Con l’ordinanza in esame, tuttavia, la Cassazione accoglie il ricorso della società. Nel confermare il rigetto della domanda di risarcimento, il giudice di secondo grado avrebbe omesso di considerare l’obbligazione di cooperare all’esecuzione del contratto di appalto, riconducibile ai principi di correttezza e buona fede oggettiva e all’art. 1206 c.c. (in questi termini già Cass. 25554/2018 e Cass. 12698/2014). Come è evidente, il riferimento a quest’ultima disposizione ha una valenza puramente esornativa, non essendo in discussione l’applicazione della disciplina della mora del creditore, ma l’addebito del risarcimento del danno conseguente alla scelta di risolvere il contratto.

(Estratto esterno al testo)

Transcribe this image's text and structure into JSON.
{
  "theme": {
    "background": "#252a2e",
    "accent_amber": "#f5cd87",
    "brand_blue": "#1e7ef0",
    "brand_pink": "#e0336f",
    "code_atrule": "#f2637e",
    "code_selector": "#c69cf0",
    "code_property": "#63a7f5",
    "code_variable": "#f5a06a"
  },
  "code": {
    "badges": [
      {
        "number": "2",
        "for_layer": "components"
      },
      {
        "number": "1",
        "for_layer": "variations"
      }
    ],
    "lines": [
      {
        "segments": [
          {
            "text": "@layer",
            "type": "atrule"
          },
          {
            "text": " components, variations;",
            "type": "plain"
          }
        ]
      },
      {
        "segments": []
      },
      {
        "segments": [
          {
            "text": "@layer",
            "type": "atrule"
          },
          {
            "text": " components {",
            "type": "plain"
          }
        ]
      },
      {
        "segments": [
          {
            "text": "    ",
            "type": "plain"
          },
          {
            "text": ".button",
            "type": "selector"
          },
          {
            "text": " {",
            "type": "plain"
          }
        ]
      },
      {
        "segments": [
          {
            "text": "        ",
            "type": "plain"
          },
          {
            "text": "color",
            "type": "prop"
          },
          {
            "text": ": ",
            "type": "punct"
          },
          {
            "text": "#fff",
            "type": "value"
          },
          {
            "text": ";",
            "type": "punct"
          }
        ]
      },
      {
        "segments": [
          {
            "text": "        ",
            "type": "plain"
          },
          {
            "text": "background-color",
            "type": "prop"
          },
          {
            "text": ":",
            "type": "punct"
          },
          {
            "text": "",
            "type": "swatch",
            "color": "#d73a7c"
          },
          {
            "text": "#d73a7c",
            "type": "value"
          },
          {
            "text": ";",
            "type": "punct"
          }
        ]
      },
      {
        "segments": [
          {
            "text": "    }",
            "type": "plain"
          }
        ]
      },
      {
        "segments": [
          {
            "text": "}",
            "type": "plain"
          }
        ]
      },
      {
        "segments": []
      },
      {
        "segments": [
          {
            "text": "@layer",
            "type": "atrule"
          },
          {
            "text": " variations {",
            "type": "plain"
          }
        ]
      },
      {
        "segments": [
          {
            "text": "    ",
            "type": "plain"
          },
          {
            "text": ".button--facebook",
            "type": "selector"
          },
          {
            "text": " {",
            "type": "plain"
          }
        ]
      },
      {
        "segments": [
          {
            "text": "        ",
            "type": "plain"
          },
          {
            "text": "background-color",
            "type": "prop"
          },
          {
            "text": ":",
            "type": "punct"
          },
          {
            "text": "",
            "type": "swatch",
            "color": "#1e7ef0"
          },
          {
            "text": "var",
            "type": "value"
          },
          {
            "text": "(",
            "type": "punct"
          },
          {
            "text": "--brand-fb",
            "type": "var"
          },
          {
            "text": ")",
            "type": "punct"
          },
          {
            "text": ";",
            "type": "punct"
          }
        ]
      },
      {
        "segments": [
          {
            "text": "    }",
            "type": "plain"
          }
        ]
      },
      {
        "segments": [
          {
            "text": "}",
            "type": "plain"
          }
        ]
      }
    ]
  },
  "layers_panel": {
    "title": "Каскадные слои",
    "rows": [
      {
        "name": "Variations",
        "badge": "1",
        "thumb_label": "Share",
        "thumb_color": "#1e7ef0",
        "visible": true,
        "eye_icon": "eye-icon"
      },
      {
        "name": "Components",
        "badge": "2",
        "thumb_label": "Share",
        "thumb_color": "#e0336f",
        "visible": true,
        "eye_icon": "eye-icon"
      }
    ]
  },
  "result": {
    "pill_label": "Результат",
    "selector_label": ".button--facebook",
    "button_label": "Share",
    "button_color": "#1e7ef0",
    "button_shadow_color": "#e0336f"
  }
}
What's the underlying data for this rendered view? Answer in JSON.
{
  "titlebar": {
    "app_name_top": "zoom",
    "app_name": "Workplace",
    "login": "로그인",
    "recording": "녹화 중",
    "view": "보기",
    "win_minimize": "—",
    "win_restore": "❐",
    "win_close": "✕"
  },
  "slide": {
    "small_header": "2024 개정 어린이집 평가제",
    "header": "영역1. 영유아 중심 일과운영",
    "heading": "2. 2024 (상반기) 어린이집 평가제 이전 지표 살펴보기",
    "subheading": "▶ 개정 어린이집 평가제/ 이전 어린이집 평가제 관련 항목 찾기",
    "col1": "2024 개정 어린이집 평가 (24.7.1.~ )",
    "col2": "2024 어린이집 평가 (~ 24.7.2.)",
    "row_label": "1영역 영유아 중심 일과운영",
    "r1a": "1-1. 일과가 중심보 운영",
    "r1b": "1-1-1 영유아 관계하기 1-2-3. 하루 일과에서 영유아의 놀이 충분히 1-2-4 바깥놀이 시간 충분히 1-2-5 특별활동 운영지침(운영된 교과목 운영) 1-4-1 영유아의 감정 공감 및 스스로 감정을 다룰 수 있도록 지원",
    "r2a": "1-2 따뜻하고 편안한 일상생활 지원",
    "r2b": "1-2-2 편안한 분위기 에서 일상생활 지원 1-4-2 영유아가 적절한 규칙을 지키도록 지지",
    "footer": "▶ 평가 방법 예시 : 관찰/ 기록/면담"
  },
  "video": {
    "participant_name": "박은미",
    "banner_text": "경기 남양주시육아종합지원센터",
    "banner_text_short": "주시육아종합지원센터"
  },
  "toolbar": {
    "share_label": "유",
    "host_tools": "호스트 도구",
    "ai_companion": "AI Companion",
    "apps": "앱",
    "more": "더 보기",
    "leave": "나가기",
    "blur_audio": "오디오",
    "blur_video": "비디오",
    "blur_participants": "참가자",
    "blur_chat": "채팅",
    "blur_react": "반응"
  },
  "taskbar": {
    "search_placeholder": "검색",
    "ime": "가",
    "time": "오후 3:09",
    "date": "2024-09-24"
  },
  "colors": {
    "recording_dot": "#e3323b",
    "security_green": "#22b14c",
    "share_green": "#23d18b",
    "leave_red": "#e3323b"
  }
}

Più pertinente il richiamo ai principi di correttezza e buona fede, alla luce dei quali occorre valutare la condotta tenuta dall’appaltatore e la conseguente legittimità della scelta di avvalersi della clausola risolutiva espressa effettuata dal committente pubblico. La conclusione viene giustificata sulla base di una precedente pronuncia nel contesto della quale si è sostenuto che la conformità a buona fede del comportamento del debitore, e la conseguente contrarietà ad essa della pretesa del creditore, valgono ad escludere il fatto stesso dell’inadempimento (Cass. 23868/2015).